Excision of uracil from transcribed DNA negatively affects the gene expression [DNA and Chromosomes]

June 20th, 2014 by Luhnsdorf, B., Epe, B., Khobta, A.

Uracil is an unavoidable aberrant base in DNA, the repair of which takes place by a highly efficient base excision repair mechanism. The removal of uracil from genome requires a succession of intermediate products, including abasic site and single strand break, before the original DNA structure can be reconstituted.
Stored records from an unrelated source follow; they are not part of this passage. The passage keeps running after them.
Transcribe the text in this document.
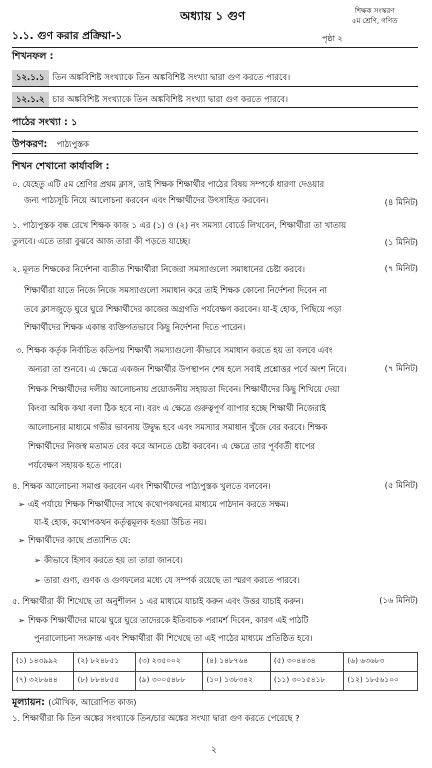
অধ্যায় ১ গুণ	শিক্ষক সংস্করণ
৫ম শ্রেণি, গণিত
১.১. গুণ করার প্রক্রিয়া-১	পৃষ্ঠা ২
শিখনফল :
১২.১.১ তিন অঙ্কবিশিষ্ট সংখ্যাকে তিন অঙ্কবিশিষ্ট সংখ্যা দ্বারা গুণ করতে পারবে।
১২.১.২ চার অঙ্কবিশিষ্ট সংখ্যাকে তিন অঙ্কবিশিষ্ট সংখ্যা দ্বারা গুণ করতে পারবে।
পাঠের সংখ্যা : ১
উপকরণ: পাঠ্যপুস্তক
শিখন শেখানো কার্যাবলি :
০. যেহেতু এটি ৫ম শ্রেণির প্রথম ক্লাস, তাই শিক্ষক শিক্ষার্থীর পাঠের বিষয় সম্পর্কে ধারণা দেওয়ার
জন্য পাঠ্যসূচি নিয়ে আলোচনা করবেন এবং শিক্ষার্থীদের উৎসাহিত করবেন।	(৪ মিনিট)
১. পাঠ্যপুস্তক বন্ধ রেখে শিক্ষক কাজ ১ এর (১) ও (২) নং সমস্যা বোর্ডে লিখবেন, শিক্ষার্থীরা তা খাতায়
তুলবে। এতে তারা বুঝবে আজ তারা কী পড়তে যাচ্ছে।	(১ মিনিট)
২. মূলত শিক্ষকের নির্দেশনা ব্যতীত শিক্ষার্থীরা নিজেরা সমস্যাগুলো সমাধানের চেষ্টা করবে।	(৭ মিনিট)
শিক্ষার্থীরা যাতে নিজে নিজে সমস্যাগুলো সমাধান করে তাই শিক্ষক কোনো নির্দেশনা দিবেন না
তবে ক্লাসজুড়ে ঘুরে ঘুরে শিক্ষার্থীদের কাজের অগ্রগতি পর্যবেক্ষণ করবেন। যা-ই হোক, পিছিয়ে পড়া
শিক্ষার্থীদের শিক্ষক একান্ত ব্যক্তিগতভাবে কিছু নির্দেশনা দিতে পারেন।
৩. শিক্ষক কর্তৃক নির্বাচিত কতিপয় শিক্ষার্থী সমস্যাগুলো কীভাবে সমাধান করতে হয় তা বলবে এবং
অন্যরা তা শুনবে। এ ক্ষেত্রে একজন শিক্ষার্থীর উপস্থাপন শেষ হলে সবাই প্রশ্নোত্তর পর্বে অংশ নিবে।	(৭ মিনিট)
শিক্ষক শিক্ষার্থীদের দলীয় আলোচনায় প্রয়োজনীয় সহায়তা দিবেন। শিক্ষার্থীদের কিছু শিখিয়ে দেয়া
কিংবা অধিক কথা বলা ঠিক হবে না। বরং এ ক্ষেত্রে গুরুত্বপূর্ণ ব্যাপার হচ্ছে শিক্ষার্থী নিজেরাই
আলোচনার মাধ্যমে গভীর ভাবনায় উদ্বুদ্ধ হবে এবং সমস্যার সমাধান খুঁজে বের করবে। শিক্ষক
শিক্ষার্থীদের নিজস্ব মতামত বের করে আনতে চেষ্টা করবেন। এ ক্ষেত্রে তার পূর্ববর্তী ধাপের
পর্যবেক্ষণ সহায়ক হতে পারে।
৪. শিক্ষক আলোচনা সমাপ্ত করবেন এবং শিক্ষার্থীদের পাঠ্যপুস্তক খুলতে বলবেন।	(৫ মিনিট)
➢ এই পর্যায়ে শিক্ষক শিক্ষার্থীদের সাথে কথোপকথনের মাধ্যমে পাঠদান করতে সক্ষম।
যা-ই হোক, কথোপকথন কর্তৃত্বমূলক হওয়া উচিত নয়।
➢ শিক্ষার্থীদের কাছে প্রত্যাশিত যে:
➢ কীভাবে হিসাব করতে হয় তা তারা জানবে।
➢ তারা গুণ্য, গুণক ও গুণফলের মধ্যে যে সম্পর্ক রয়েছে তা স্মরণ করতে পারবে।
৫. শিক্ষার্থীরা কী শিখেছে তা অনুশীলন ১ এর মাধ্যমে যাচাই করুন এবং উত্তর যাচাই করুন।	(১৬ মিনিট)
➢ শিক্ষক শিক্ষার্থীদের মাঝে ঘুরে ঘুরে তাদেরকে ইতিবাচক পরামর্শ দিবেন, কারণ এই পাঠটি
পুনরালোচনা সংক্রান্ত এবং শিক্ষার্থীরা কী শিখেছে তা এই পাঠের মাধ্যমে প্রতিষ্ঠিত হবে।
(১) ১৪৩৯৯২	(২) ৮২৪৮৫১	(৩) ২৩৫০০২	(৪) ১৪৮৭৬৪	(৫) ৩০৪৪৩৪	(৬) ৬৩৬৮৩
(৭) ৩২৮৬৪৪	(৮) ৮৮৪৮৫৫	(৯) ৩০০৫৪৮৮	(১০) ১৩৮৩৪২	(১১) ৩০১৫৪১৮	(১২) ১৮৫৬১০০
মূল্যায়ন: (মৌখিক, আরোপিত কাজ)
১. শিক্ষার্থীরা কি তিন অঙ্কের সংখ্যাকে তিন/চার অঙ্কের সংখ্যা দ্বারা গুণ করতে পেরেছে ?
২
These repair intermediates are harmful for DNA replication and also interfere with transcription under cell-free conditions, however their relevance for cellular transcription was unproven. Here, we investigated the influence of uracil incorporated into a reporter vector on the gene expression in human cells. The expression constructs contained single uracil opposite an adenine (to mimic dUTP misincorporation during DNA synthesis) or a guanine (imitating a product of spontaneous cytosine deamination). We found no evidence for a direct transcription arrest by uracil in either of the two settings, since the vectors containing the base modification exhibited unaltered levels of the EGFP2 reporter gene expression at early times after delivery to cells. However, the gene expression showed a progressive decline during subsequent hours. In the case of U:A pairs, this effect was significantly retarded by knockdown of UNG1/2, but not by the knockdown of SMUG1 or TDG uracil-DNA glycosylases, proving that it is base excision by UNG1/2 to perturb transcription of the affected gene. By contrast, the decline of expression of the U:G constructs was not influenced by either of the UNG1/2, SMUG1, or TDG knockdowns, strongly suggesting that there are substantial mechanistic or kinetic differences between the processing of U:A and U:G lesions in cells.